In contrast, it looks to me like people who define type I functional responses as piecewise linear are tailoring them to a specific empirical case: certain species of filter feeders with very short handling times, that forage at a reduced rate when their guts are full so as to only take in food as fast as it can be digested. For instance, Jeschke et al. 2004 take this point of view in their review of the empirical literature on functional responses. And the undergrad textbook from which I learned (2nd edition of Begon, Harper, Townsend), takes the same view, albeit without really explaining in any detail where piecewise linear type I functional responses might come from, mechanistically, or why they are all that different from type II.*
Having thought about it a bit, I still prefer my way of approaching this. I think that, for both pedagogical and research purposes, you should start with the simplest limiting case, however unrealistic, and then add in biological complexities one by one. That’s what we do in other areas of ecology, like population growth, where we start with the simplest limiting case (exponential or geometric growth) and then add in density-dependence. I don’t like having a classification scheme for functional responses that doesn’t even include the simplest limiting case among the possibilities.
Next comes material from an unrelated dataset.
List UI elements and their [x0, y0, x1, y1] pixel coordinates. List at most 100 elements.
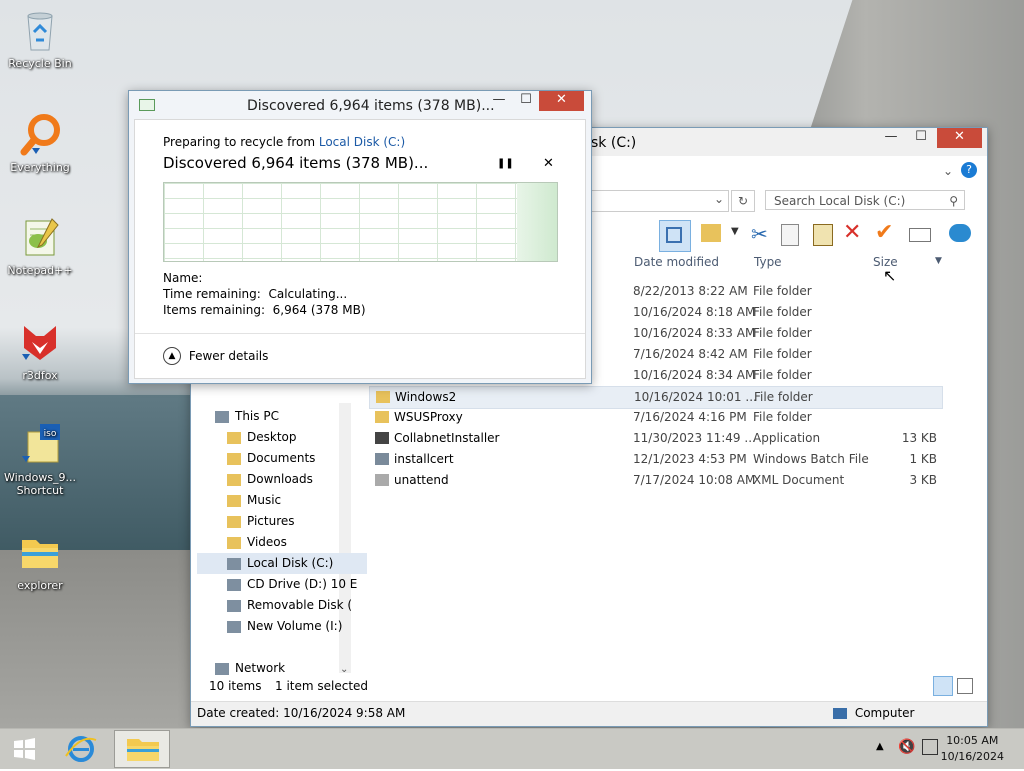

And I don’t really see the point of a classification scheme that distinguishes two different classes of functional responses that both reach an asymptote at high prey densities, based on whether or not they approach that asymptote “sharply” or “gradually”. That seems too much like hair splitting to me. Especially since type II functional responses can vary a lot in how “gradually” they approach their asymptote, just depending on the attack rate parameter:
But that’s just one man’s opinion. What do you think? How should “type I” functional responses be defined? As linear, or piecewise linear? Or maybe we should get away from the whole “type I, II, III” scheme entirely, in favor of an approach that embraces the full range of biological possibilities without trying to jam all functional responses into a few named categories? That’d arguably be in the spirit of Holling’s original thinking about the whole concept of a “functional response”. And it’s what we do in many other areas of ecology. For instance, there are lots of different ways in which a population’s per-capita growth rate might depend on its own density, but nobody ever talks about “type I” vs. “type II” vs. “type III” density dependence. So maybe it’s time to just say goodbye to the whole tradition of named types of functional responses. Anyway, surely something has to change. Because it can hardly be optimal, scientifically or pedagogically, to have a whole named category of functional response being defined totally differently by different people.
*As an aside, it’s not universally agreed that filter feeders often are best described as having piecewise linear functional responses, rather than type II or some other shape.